My Sisters and Brothers in Christ,

God’s authority in our daily lives is important.  Who speaks for God?  Do we want to listen to God?  Are we interested at all in finding the meaning of life outside of ourselves?  The challenges of the readings today keep pointing us outside of ourselves and toward a divine authority who wants to communicate with us but who will never force Himself upon us.

The first reading today, from the Book of Deuteronomy, is really strong.  God’s people have told God Himself that they do not want to hear His voice directly!  So God tells them that they will hear him now only through prophets.  But real prophets, not the fake ones.

We may think that there is something odd in not wanting to hear God, but so often we ourselves do not want to hear God in His Word, in His Scriptures and in His Church.  Yet at times, if a really strong and charismatic personality comes and is able to preach the Word of God, there are times when we listen.  We are no different from the people of the time of Moses!  We need prophets when we don’t listen to God.  We need also to listen to God’s words about false prophets—for they will die!

The second reading is from the First Letter to the Corinthians.  We are told that the unmarried person is able to be more concerned to listen to the Lord and to seek the Lord’s will.  This does not mean such an unmarried person is better than a married person or even that such an unmarried person will actually be more concerned about the things of the Lord.  Our holiness and our value before the Lord is in doing the Lord’s will and surely many married people are more concerned about the Lord than some unmarried.  On the other hand, it is clear that an unmarried person who truly seeks the Lord is able to be more concerned solely about the things of the Lord because of the lack of spouse and children.  The point, however, is always the same:  listen to the Lord!

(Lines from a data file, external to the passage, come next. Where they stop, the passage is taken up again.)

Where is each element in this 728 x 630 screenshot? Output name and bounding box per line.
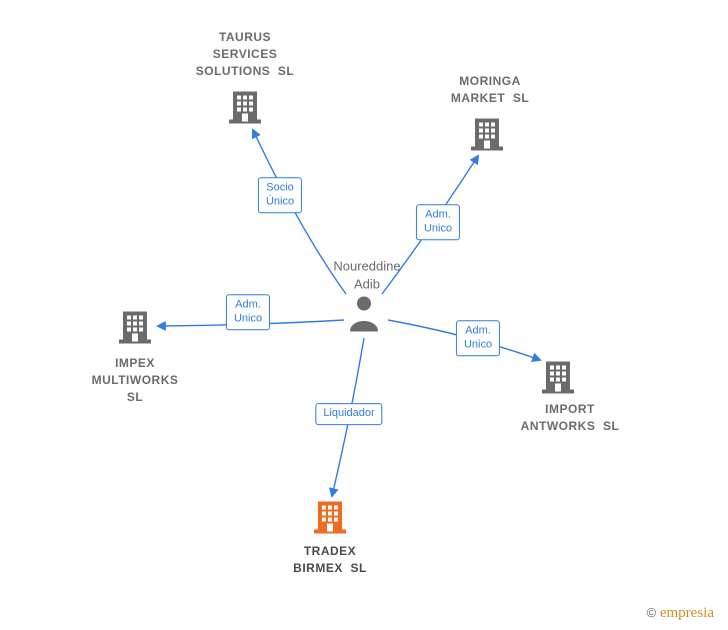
center-node-label: Noureddine Adib — [333, 257, 400, 292]
company-label-text: IMPEX MULTIWORKS SL — [92, 355, 179, 405]
watermark: © empresia — [647, 605, 714, 622]
company-node-import — [540, 358, 576, 399]
building-icon — [469, 115, 505, 156]
center-icon-wrap — [347, 294, 381, 337]
building-icon — [117, 308, 153, 349]
building-icon — [227, 88, 263, 129]
company-label-text: TAURUS SERVICES SOLUTIONS SL — [196, 29, 295, 79]
building-icon — [312, 498, 348, 539]
company-node-moringa — [469, 115, 505, 156]
person-icon — [347, 294, 381, 337]
building-icon — [540, 358, 576, 399]
company-label-tradex: TRADEX BIRMEX SL — [293, 543, 367, 577]
company-label-taurus: TAURUS SERVICES SOLUTIONS SL — [196, 29, 295, 79]
company-node-tradex — [312, 498, 348, 539]
copyright-symbol: © — [647, 605, 657, 620]
diagram-canvas: Noureddine Adib TAURUS SERVICES SOLUTION… — [0, 0, 728, 630]
company-node-impex — [117, 308, 153, 349]
edge-label-taurus: Socio Único — [258, 177, 302, 213]
edge-label-tradex: Liquidador — [315, 403, 382, 425]
company-label-text: IMPORT ANTWORKS SL — [521, 401, 620, 435]
company-node-taurus — [227, 88, 263, 129]
company-label-import: IMPORT ANTWORKS SL — [521, 401, 620, 435]
center-node: Noureddine Adib — [333, 257, 400, 292]
company-label-moringa: MORINGA MARKET SL — [451, 73, 529, 107]
edge-label-import: Adm. Unico — [456, 320, 500, 356]
edge-label-impex: Adm. Unico — [226, 294, 270, 330]
company-label-impex: IMPEX MULTIWORKS SL — [92, 355, 179, 405]
company-label-text: MORINGA MARKET SL — [451, 73, 529, 107]
company-label-text: TRADEX BIRMEX SL — [293, 543, 367, 577]
edge-label-moringa: Adm. Unico — [416, 204, 460, 240]
watermark-brand: empresia — [660, 605, 714, 621]
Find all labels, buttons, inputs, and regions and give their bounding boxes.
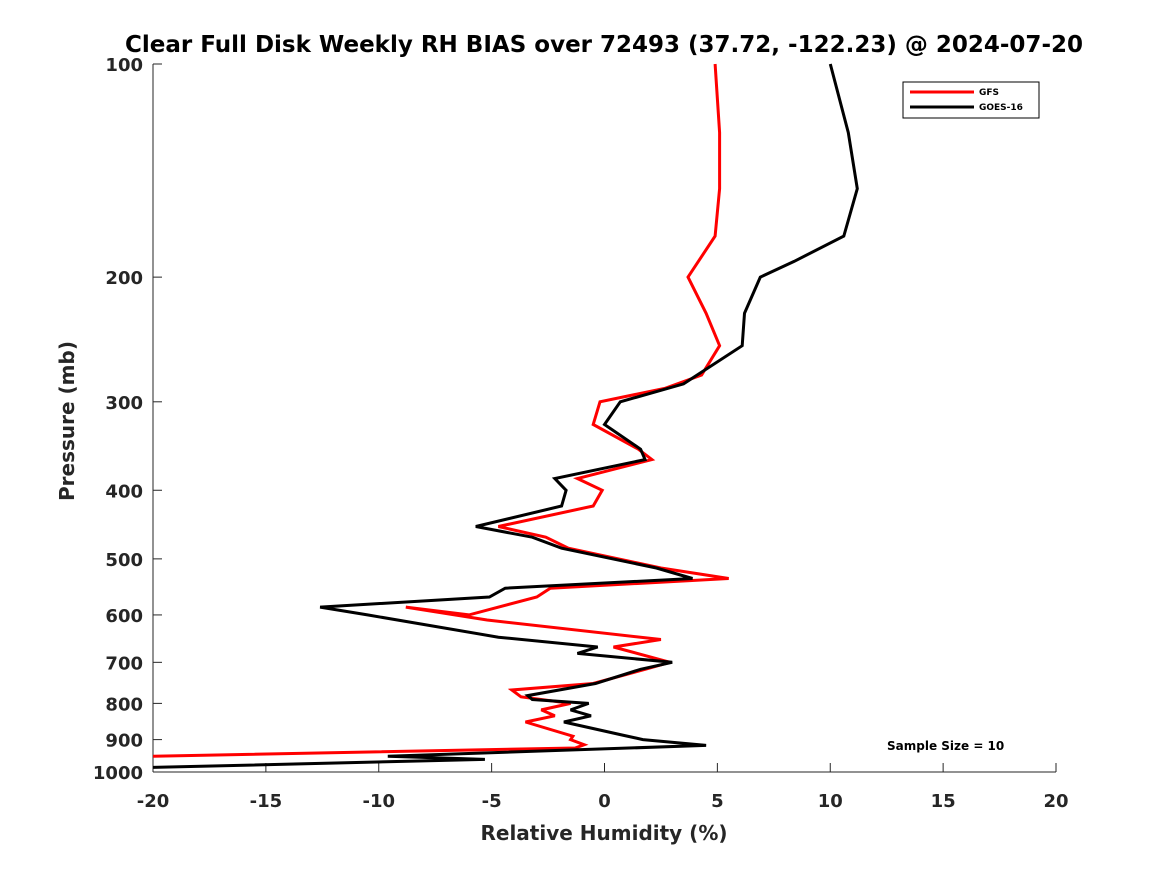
legend-label-goes-16: GOES-16	[979, 103, 1023, 113]
x-tick-label: -15	[250, 791, 283, 812]
y-tick-label: 900	[105, 731, 143, 752]
y-tick-label: 800	[105, 694, 143, 715]
x-tick-label: 5	[711, 791, 724, 812]
x-tick-label: 15	[931, 791, 956, 812]
tick-labels: -20 -15 -10 -5 0 5 10 15 20 100 200 300 400 500 600 700…	[93, 55, 1069, 812]
series-line-gfs	[152, 63, 729, 758]
x-tick-label: -5	[482, 791, 502, 812]
x-tick-label: 10	[818, 791, 843, 812]
series-lines	[152, 63, 859, 769]
y-tick-label: 200	[105, 268, 143, 289]
legend-box	[902, 81, 1040, 119]
x-tick-label: -10	[362, 791, 395, 812]
legend: GFS GOES-16	[902, 81, 1040, 119]
axes	[152, 63, 1057, 773]
x-tick-label: -20	[137, 791, 170, 812]
y-axis-label: Pressure (mb)	[55, 341, 79, 501]
y-tick-label: 600	[105, 606, 143, 627]
y-tick-label: 500	[105, 550, 143, 571]
y-tick-label: 700	[105, 653, 143, 674]
chart-title: Clear Full Disk Weekly RH BIAS over 7249…	[125, 32, 1083, 58]
sample-size-annotation: Sample Size = 10	[887, 739, 1004, 753]
y-tick-label: 400	[105, 481, 143, 502]
y-tick-label: 300	[105, 393, 143, 414]
x-tick-label: 0	[598, 791, 611, 812]
x-tick-label: 20	[1043, 791, 1068, 812]
y-tick-label: 1000	[93, 763, 143, 784]
x-axis-label: Relative Humidity (%)	[480, 821, 727, 845]
y-tick-label: 100	[105, 55, 143, 76]
legend-label-gfs: GFS	[979, 88, 999, 98]
series-line-goes-16	[152, 63, 859, 769]
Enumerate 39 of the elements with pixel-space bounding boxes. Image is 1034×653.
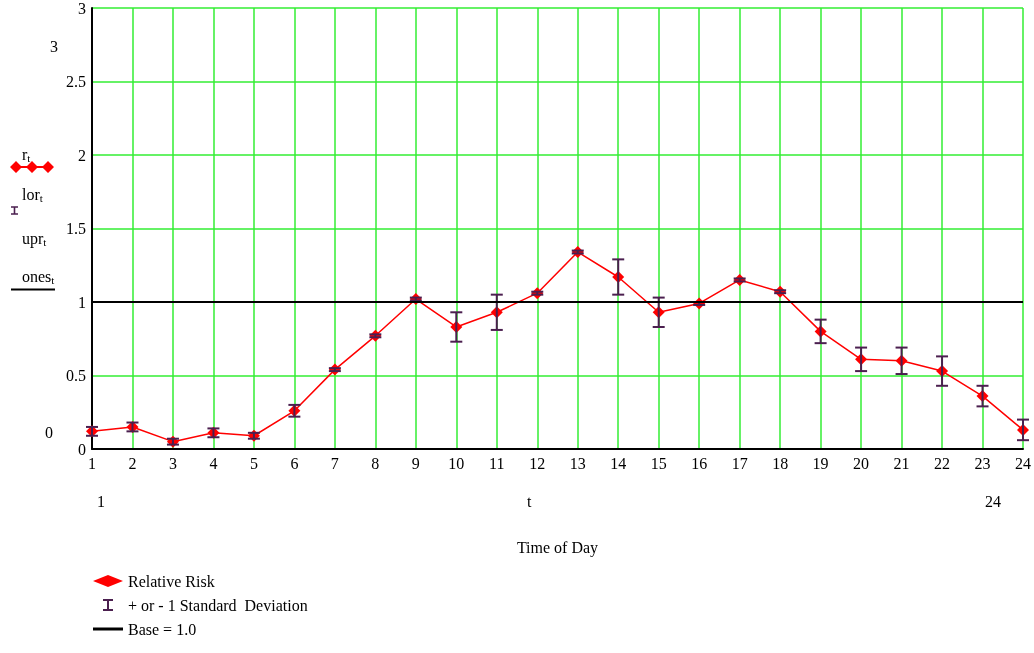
text: 1	[97, 492, 105, 510]
text: 24	[985, 492, 1001, 510]
x-tick-label: 5	[249, 454, 258, 472]
text: 0	[45, 423, 53, 441]
x-tick-label: 9	[411, 454, 420, 472]
x-tick-label: 22	[934, 454, 951, 472]
y-tick-label: 0	[78, 440, 86, 458]
y-tick-label: 0.5	[66, 367, 86, 384]
legend-label: Relative Risk	[128, 572, 215, 590]
x-tick-label: 2	[128, 454, 137, 472]
y-tick-label: 2.5	[66, 73, 86, 90]
x-tick-label: 20	[853, 454, 870, 472]
y-tick-label: 1	[78, 293, 86, 311]
x-tick-label: 14	[610, 454, 627, 472]
x-tick-label: 8	[371, 454, 380, 472]
x-tick-label: 7	[330, 454, 339, 472]
x-tick-label: 15	[650, 454, 667, 472]
x-tick-label: 11	[489, 454, 505, 472]
x-tick-label: 17	[731, 454, 748, 472]
x-tick-label: 3	[168, 454, 177, 472]
text: t	[527, 492, 532, 510]
x-tick-label: 12	[529, 454, 546, 472]
y-tick-label: 2	[78, 146, 86, 164]
y-tick-label: 1.5	[66, 220, 86, 237]
y-tick-label: 3	[78, 0, 86, 17]
x-tick-label: 23	[974, 454, 991, 472]
x-tick-label: 18	[772, 454, 789, 472]
x-tick-label: 16	[691, 454, 708, 472]
text: 3	[50, 37, 58, 55]
x-tick-label: 13	[569, 454, 586, 472]
x-tick-label: 21	[893, 454, 910, 472]
x-tick-label: 19	[812, 454, 829, 472]
text: + or - 1 Standard Deviation	[128, 596, 308, 614]
x-tick-label: 4	[209, 454, 218, 472]
x-tick-label: 24	[1015, 454, 1031, 472]
x-tick-label: 6	[290, 454, 299, 472]
x-axis-title: Time of Day	[516, 538, 599, 557]
legend-label: Base = 1.0	[128, 620, 197, 638]
x-tick-label: 10	[448, 454, 465, 472]
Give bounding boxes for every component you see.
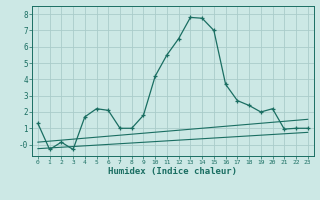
X-axis label: Humidex (Indice chaleur): Humidex (Indice chaleur)	[108, 167, 237, 176]
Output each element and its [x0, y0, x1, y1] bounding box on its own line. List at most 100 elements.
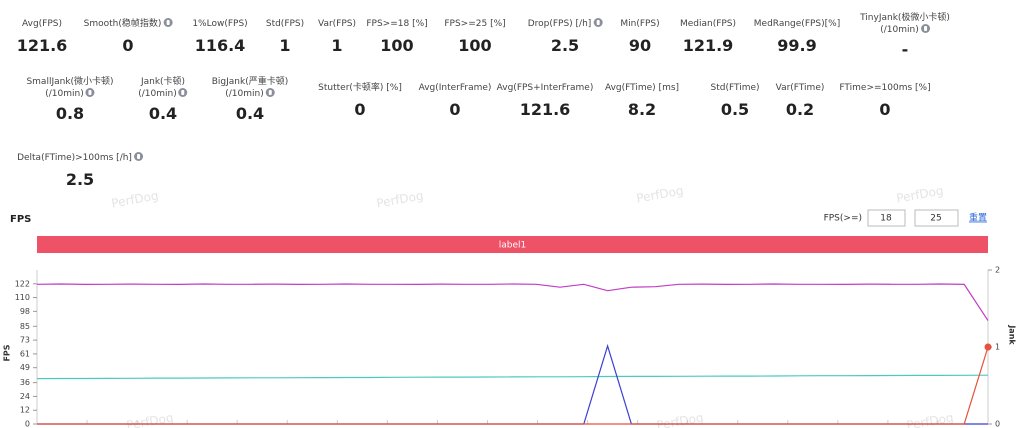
- stat-cell: Delta(FTime)>100ms [/h] 2.5: [17, 152, 143, 189]
- y2-tick-label: 1: [995, 343, 1000, 352]
- stat-label: Median(FPS): [680, 18, 736, 30]
- stat-cell: Median(FPS) 121.9: [680, 18, 736, 55]
- chart-title: FPS: [10, 214, 31, 225]
- stat-cell: Jank(卡顿) (/10min) 0.4: [138, 76, 188, 123]
- y-tick-label: 110: [15, 293, 30, 302]
- stat-value: 121.6: [519, 100, 571, 119]
- help-icon[interactable]: [163, 18, 173, 27]
- stat-label: FTime>=100ms [%]: [839, 82, 930, 94]
- label-bar-text: label1: [499, 241, 527, 251]
- stat-label: Var(FPS): [318, 18, 356, 30]
- filter-input-box[interactable]: [914, 209, 959, 227]
- y-tick-label: 73: [20, 336, 30, 345]
- stat-value: -: [901, 40, 909, 59]
- stat-label-text: FPS>=18 [%]: [366, 19, 428, 29]
- stat-label-text: MedRange(FPS)[%]: [753, 19, 841, 29]
- stat-label-text: Std(FTime): [710, 83, 760, 93]
- reset-link[interactable]: 重置: [969, 212, 987, 224]
- watermark: PerfDog: [125, 410, 174, 428]
- filter-input[interactable]: 18: [880, 214, 892, 224]
- watermark: PerfDog: [635, 183, 684, 205]
- stat-label-text: Delta(FTime)>100ms [/h]: [17, 153, 132, 163]
- stat-value: 0.4: [148, 104, 178, 123]
- stat-value: 90: [628, 36, 652, 55]
- stat-value: 0: [122, 36, 134, 55]
- y-axis-label: FPS: [3, 344, 12, 361]
- y-tick-label: 12: [20, 406, 30, 415]
- stat-cell: Stutter(卡顿率) [%] 0: [318, 82, 402, 119]
- stat-value: 2.5: [550, 36, 580, 55]
- stat-label: FPS>=25 [%]: [444, 18, 505, 30]
- stat-label-text: Avg(FPS+InterFrame): [496, 83, 594, 93]
- stat-value: 0.8: [55, 104, 85, 123]
- stat-label: TinyJank(极微小卡顿) (/10min): [860, 12, 950, 36]
- stat-cell: Avg(FPS+InterFrame) 121.6: [497, 82, 594, 119]
- stat-label-text: Avg(FTime) [ms]: [604, 83, 680, 93]
- help-icon[interactable]: [265, 88, 275, 97]
- stat-cell: TinyJank(极微小卡顿) (/10min) -: [860, 12, 950, 59]
- stat-label: Var(FTime): [776, 82, 825, 94]
- stat-label-text: Avg(InterFrame): [418, 83, 492, 93]
- series-line: [37, 343, 988, 425]
- stat-label-text: Var(FPS): [317, 19, 357, 29]
- stat-label-text: Avg(FPS): [21, 19, 63, 29]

The Gospel brings us back again to this them of listening to the Lord.  The people in the Gospel are totally amazed at Jesus and his power over unclean spirits.  They could see that Jesus spoke as a person having authority on His own.  But did the people of the Gospel follow the Lord?  Not always!  Even when the Word of God is right in front of us, we are still able to resist.  God has given us this freedom to choose and so often we choose against God and thus also against ourselves.

Let us pay attention today to the many ways that God comes into our lives.  Let us seek to be faithful to the voice of the Lord as it comes to us in Scripture and in the Church.  Let us pay attention to the things of God and rejoice when God sends us the strength to be faithful.